You can contact Bob at bob@customerbob.com.

 

2011 Issue 9

 

THE DEATH OF WALMART HAS BEEN EXAGGERATED

Certainly some of Walmart recent missteps are concerning if exaggerated.  But lets put Walmart USA in perspective.  Walmart US will do around 265 billion dollars in 2011.  That is about $2000 for every family in the US, $800 for every person in the US.  The latest transaction count I am aware of is that 200 million people purchase at a Walmart each week.  If you wanted to, you could just about only shop Walmart for all of your needs. 

They continue to groom high capacity talent particularly in the International Division and at the same time hire outstanding leaders (Bill Simon fits this) who bring fresh thinking and new approaches.  Their ability to execute the business disciplines in supply chain, people management, systems and expense control is envied by almost all other businesses.  But they do have some issues.  It is not now important how they came about or even what they are but simply to go back for the most part to the formula that brought them to a 435 billion dollar company. 

1.      Every day low price (EDLP).  Simply put no sales, no loyalty card rebates, just day in and day out low prices.

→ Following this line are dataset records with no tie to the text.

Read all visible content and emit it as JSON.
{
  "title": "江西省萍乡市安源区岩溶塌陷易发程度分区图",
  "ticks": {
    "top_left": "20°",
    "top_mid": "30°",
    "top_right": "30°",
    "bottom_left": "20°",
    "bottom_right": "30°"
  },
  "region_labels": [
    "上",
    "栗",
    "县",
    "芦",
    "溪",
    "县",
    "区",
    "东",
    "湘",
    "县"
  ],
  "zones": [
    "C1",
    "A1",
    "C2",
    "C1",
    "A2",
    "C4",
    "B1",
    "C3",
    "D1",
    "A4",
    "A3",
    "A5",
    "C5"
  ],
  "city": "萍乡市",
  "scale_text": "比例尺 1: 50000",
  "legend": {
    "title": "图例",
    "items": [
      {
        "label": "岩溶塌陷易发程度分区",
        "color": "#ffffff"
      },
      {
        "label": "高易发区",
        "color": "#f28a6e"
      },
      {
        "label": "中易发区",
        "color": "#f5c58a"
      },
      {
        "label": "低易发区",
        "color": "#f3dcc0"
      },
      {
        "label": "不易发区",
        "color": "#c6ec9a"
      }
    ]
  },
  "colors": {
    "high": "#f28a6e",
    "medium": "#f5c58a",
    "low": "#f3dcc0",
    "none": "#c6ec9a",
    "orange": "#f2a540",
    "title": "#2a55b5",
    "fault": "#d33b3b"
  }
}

2.      Opening price points (OPP).  Yes it means just that, each category will have an opening price point.  However it also means that you will have a opening price point on the products that are on the left side (still growing) of the demand curve.

3.      Seasonal aggressiveness.  This is their fashion, whether it is Christmas or Halloween or back to school.  Often high margin and high risk, Walmart has allowed competitors to take a lot of these sales.

4.      New Items.  This makes them contemporary and timely.  Whether it is the Ipad or a drug going from RX to over the counter, they should be leaders.

5.      IN STOCK, IN STOCK, IN STOCK ON BASICS, IN STOCK ON THE PRODUCTS THAT MAKE THE CUSTOMERS TRIP SAFE.  It is often not easy to shop at a Walmart as compared to Walgreens or Kroger.  The customer needs s to feel safe and secure that she will not be disappointed.   There are too many stores with too many out of stocks on the products that the customer says are important.  This is not a matter of too little inventory, but more of discipline and execution. 

Nothing-new here, mostly about execution.  Most likely this is the agenda, however it is not understood throughout the organization or if it is, it is not being embraced.

Just a thought, 200 million transactions a week, add $1.00 to each (accomplished by in stock discipline) and you have a 10 billion dollar increase or +4% comp.